Of course I did feel some measure of uncertainty as the release date got closer. Tom Vasel on the Dice Tower stated that is was mostly a good game for playing pre-teens and I heard some rumblings that it was definitely one of the more simple games that Mr. Borg has produced. I almost pulled the trigger and cancelled the pre-order, but the enthusiasm of one gentleman in my group, he is a big fan of mechs, was enough to get me to reconsider. So I picked up my pre-order and we ended up playing the game on Sunday.

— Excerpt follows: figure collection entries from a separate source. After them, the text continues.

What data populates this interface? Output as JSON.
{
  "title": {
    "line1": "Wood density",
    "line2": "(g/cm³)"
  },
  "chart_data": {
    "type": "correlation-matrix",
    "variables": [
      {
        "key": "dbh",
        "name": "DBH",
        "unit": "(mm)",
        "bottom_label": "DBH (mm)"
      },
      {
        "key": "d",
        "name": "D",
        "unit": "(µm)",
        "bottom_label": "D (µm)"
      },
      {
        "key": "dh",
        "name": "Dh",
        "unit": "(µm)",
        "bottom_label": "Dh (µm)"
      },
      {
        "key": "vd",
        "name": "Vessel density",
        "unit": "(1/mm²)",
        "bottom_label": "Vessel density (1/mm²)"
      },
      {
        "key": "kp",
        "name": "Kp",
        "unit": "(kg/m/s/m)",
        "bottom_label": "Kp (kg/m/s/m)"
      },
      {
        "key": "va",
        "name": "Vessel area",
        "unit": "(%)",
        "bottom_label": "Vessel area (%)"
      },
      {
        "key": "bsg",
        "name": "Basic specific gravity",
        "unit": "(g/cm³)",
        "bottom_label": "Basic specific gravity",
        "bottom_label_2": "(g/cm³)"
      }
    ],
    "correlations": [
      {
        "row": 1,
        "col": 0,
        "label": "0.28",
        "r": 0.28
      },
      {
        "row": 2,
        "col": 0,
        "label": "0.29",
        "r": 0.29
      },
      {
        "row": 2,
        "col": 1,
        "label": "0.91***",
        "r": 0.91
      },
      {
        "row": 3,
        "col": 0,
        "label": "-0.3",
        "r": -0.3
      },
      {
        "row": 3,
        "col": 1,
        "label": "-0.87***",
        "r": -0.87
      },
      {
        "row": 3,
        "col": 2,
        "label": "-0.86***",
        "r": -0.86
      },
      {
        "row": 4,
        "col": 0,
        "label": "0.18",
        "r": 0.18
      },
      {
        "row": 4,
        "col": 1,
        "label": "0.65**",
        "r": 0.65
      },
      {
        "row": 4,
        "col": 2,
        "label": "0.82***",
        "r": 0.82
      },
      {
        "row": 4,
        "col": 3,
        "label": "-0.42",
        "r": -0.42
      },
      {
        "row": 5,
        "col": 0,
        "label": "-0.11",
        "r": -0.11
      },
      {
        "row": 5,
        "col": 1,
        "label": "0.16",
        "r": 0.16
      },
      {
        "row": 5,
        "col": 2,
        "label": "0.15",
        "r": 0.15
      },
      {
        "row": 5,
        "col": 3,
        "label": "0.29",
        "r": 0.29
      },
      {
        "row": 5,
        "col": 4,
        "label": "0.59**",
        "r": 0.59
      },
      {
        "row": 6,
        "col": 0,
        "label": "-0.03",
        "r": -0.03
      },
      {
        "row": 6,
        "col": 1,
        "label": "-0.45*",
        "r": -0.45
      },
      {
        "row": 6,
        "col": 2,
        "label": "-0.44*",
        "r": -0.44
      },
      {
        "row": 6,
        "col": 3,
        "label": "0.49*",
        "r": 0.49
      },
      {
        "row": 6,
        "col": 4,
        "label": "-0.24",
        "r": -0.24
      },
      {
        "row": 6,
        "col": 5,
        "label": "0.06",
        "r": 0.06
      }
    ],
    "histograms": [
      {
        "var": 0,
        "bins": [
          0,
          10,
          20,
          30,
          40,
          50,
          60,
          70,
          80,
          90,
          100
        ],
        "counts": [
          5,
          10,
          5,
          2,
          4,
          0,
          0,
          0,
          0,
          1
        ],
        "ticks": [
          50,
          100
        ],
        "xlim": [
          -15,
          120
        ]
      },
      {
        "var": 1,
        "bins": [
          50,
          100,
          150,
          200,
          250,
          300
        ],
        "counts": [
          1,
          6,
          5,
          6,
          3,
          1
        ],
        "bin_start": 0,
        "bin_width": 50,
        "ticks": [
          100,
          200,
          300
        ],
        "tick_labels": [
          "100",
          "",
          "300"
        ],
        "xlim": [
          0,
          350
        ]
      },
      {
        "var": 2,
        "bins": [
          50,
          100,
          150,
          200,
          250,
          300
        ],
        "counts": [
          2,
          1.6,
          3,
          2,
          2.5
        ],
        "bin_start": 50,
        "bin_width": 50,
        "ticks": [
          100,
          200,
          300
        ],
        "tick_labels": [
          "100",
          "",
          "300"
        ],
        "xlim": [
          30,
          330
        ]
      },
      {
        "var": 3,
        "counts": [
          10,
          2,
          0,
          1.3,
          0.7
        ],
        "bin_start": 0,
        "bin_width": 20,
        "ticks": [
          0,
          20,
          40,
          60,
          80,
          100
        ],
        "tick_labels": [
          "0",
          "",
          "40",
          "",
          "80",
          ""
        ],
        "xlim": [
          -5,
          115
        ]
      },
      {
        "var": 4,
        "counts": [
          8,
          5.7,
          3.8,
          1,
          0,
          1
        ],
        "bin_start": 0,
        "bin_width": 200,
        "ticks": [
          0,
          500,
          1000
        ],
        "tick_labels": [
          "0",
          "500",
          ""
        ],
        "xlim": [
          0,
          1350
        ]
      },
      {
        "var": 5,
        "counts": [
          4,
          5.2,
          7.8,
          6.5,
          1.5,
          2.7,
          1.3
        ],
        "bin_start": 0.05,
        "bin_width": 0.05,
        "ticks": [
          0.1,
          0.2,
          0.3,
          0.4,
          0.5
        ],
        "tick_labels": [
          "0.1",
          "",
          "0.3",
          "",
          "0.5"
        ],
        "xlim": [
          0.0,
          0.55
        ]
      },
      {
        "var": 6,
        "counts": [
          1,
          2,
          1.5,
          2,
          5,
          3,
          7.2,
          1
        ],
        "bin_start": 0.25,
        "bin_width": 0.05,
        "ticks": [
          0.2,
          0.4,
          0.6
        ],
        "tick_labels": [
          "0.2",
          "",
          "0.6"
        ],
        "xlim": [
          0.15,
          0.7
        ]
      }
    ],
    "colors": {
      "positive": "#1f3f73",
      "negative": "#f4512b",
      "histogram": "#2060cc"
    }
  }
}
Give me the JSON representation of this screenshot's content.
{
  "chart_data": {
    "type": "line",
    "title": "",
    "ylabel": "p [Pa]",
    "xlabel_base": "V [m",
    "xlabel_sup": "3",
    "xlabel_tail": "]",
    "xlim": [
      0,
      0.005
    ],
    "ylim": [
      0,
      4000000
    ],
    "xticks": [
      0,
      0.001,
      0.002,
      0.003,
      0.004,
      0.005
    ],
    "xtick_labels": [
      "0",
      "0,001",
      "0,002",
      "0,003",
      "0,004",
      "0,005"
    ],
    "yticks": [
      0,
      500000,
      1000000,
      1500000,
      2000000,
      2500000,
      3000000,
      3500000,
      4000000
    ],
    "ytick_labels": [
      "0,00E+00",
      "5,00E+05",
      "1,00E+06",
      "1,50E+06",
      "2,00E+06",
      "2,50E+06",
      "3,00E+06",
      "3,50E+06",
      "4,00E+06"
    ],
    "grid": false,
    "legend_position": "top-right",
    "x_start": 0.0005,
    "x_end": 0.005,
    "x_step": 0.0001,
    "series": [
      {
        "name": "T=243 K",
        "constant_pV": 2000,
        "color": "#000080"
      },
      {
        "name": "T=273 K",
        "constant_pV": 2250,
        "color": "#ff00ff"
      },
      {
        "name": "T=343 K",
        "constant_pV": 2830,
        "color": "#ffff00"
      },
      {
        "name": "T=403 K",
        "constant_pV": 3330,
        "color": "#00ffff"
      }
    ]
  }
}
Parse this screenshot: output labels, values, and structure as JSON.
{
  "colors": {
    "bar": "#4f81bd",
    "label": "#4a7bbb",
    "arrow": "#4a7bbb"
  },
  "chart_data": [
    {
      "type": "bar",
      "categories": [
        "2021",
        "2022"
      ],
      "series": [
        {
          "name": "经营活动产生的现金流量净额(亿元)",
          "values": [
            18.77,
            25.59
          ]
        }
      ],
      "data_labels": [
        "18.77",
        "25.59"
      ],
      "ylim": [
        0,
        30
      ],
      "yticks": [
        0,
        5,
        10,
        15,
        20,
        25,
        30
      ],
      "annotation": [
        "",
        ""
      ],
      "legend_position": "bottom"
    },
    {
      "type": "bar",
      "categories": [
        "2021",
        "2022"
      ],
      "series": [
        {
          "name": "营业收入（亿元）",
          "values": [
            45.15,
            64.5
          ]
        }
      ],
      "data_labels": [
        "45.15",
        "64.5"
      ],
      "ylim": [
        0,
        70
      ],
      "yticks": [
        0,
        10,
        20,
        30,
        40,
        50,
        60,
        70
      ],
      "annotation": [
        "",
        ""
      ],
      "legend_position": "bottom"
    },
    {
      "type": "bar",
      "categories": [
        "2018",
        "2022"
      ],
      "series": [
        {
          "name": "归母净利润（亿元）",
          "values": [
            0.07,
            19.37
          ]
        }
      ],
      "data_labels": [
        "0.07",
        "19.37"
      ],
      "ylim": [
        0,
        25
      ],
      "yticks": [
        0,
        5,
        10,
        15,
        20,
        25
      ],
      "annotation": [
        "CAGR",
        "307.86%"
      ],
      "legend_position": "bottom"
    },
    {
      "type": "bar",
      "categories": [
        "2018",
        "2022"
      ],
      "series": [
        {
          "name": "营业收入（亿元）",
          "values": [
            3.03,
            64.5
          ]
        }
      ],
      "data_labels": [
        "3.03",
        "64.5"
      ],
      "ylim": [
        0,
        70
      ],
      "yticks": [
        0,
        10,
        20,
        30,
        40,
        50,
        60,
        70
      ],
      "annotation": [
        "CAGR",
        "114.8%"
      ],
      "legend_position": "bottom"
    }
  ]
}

Abaddon is a game about battles between giant robots that uses a fight for resources on a distant planet as the pretext for having said battles. Now this is a reasonably cool concept, but it is used largely as window dressing as most scenarios end up being things like, “You have been ambushed! Escape!” This last of flavor is rather disappointing particularly compared to the historical context for Borg’s other games or even some of the completely ridiculous, though fun, fiction for games like Earth Reborn. The game play is most important, of course, but having context for the game play is something I typically look for in my tactical miniatures games, and its lack was slightly off-putting.

Board Game: Abaddon

The game play was similarly disappointing. There are four different units, each of which is differentiated in their movement rate, combat die rolled, and hit points. Each turn a player rolls a scenario defined number of dice which have symbols corresponding to each of the types of units as well as a “command” face that works similar to a wild and a “weapon systems” face that lets you draw more cards. When activating a unit, you are able to move it based on its movement rate before choosing a target. At this point a targeting card is played by each player and a comparative die roll is made, with the winner doing a point of damage to the loser.

There is a little bit more to it than that, in the form of undifferentiated terrain, critical hits, and direct vs. indirect fire but on a whole it is rather bland and kind of boring. There is very little decision making too involved in using your units, and no ability to conduct forward planning of any kind. You are at the mercy of the dice, and while the same can be argued for games like Command & Colors: Ancients, at least those games involve a level of look ahead as to what you potentially could use in the future, even if what you can use is not what you want to use. The game is quick, with little downtime, but that is more due to the lack of real decisions to be made than anything else. Even when situations where the move to be made is not obvious, the decision is trivial enough to not be time consuming.

It is not often that I flat our regret purchasing a game, as usually there is something that is at least something that I find interesting about them or makes me wonder how I would jury rig things to make it more to my tastes, but Abaddon failed to provide me with even that level of enjoyment, as most of the things it does well I have seen before, mostly in the Command & Colors titles, and the things it does well are mostly in the implementation of the physical design. The way it tracks status conditions from critical hits and the transition from hit points to victory points is clever, but that alone is not enough to save the game.

I do think this game has a place for those who are completely new to tactical battle games or whom are likely to be playing this game with a pre-teen, but even for them I would recommend something like Summoner Wars over this. If you have any sort of familiarity with these sorts of games, or just prefer meatier games in general you can pretty safely skip it.